The innovative character of the book lies in updating past debates for the 2020s and focussing on AI and self-driving cars as one of the most discussed technologies today. Even though these innovations are presented as disruptive and revolutionizing, Stilgoe shows that technologies and their corresponding politics are never inevitable. He formulates a critique of technological determinism that remains comprehensible considering the shortness of the book. His warning is as relevant as ever: The testing of AVs is already taken up again (Ohnsman, 2020b) and some companies claim that these vehicles could be the solution to the COVID-19 mobility crisis (ITU News, 2020) by reducing human contact in the transportation of essential goods. One can imagine the imminent tensions between private innovators and regulations in times of crisis.

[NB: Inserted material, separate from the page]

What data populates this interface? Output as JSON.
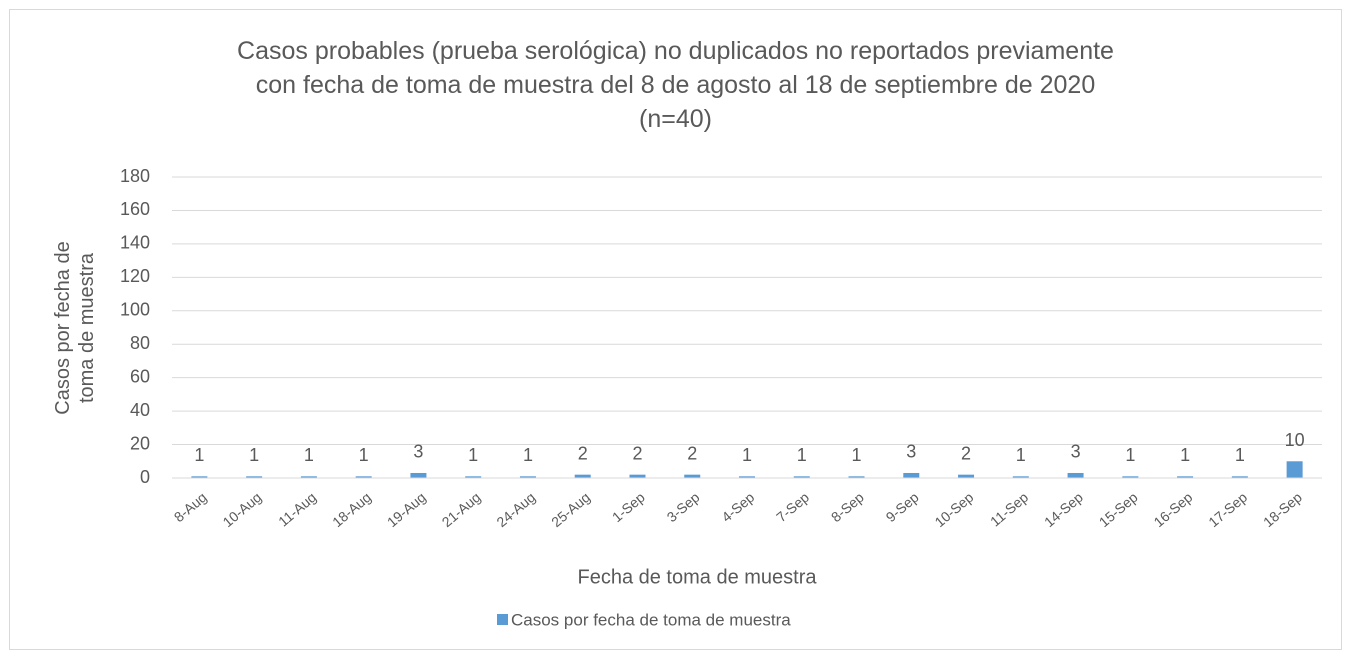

Stilgoe’s pamphlet is a call to democratize innovations in order to strengthen public participation and welfare. This message is consistently picked up in all of the chapters. The Collaborative State as means to this end remains vague though, which in part is owed to the short form. For me a main concern regarding this concept is the belief that experimentation and public participation lead to good governance by the state per se. For once, the lack of regulations might be a deliberate decision in order to cater to the interests of private stakeholders. The ways certain governments handle the current crisis should be a telling warning that politics often do not have public welfare in mind. Secondly participation experiments come with their own set of issues (Bogner, 2012), namely that representing the public under lab conditions tends to reinforce experts’ hypotheses instead of yielding novel insights. Stilgoe critically reflects that “experiments in public are also experiments on the public” (2020, p. 59), thus encompassing profound ethical challenges. It remains to be seen how collaborative forms of governing technology can be organized effectively and whether civil society interacts out of its own interests instead of being called by expert bodies.
Sebastian Bornschlegl BA BA is currently studying the STS program at the University of Vienna coming from a humanities background. He is preparing his MA thesis on semi-autonomous buses and their users. In his spare time he is podcasting about politics and culture for Schirmchen & Streusel.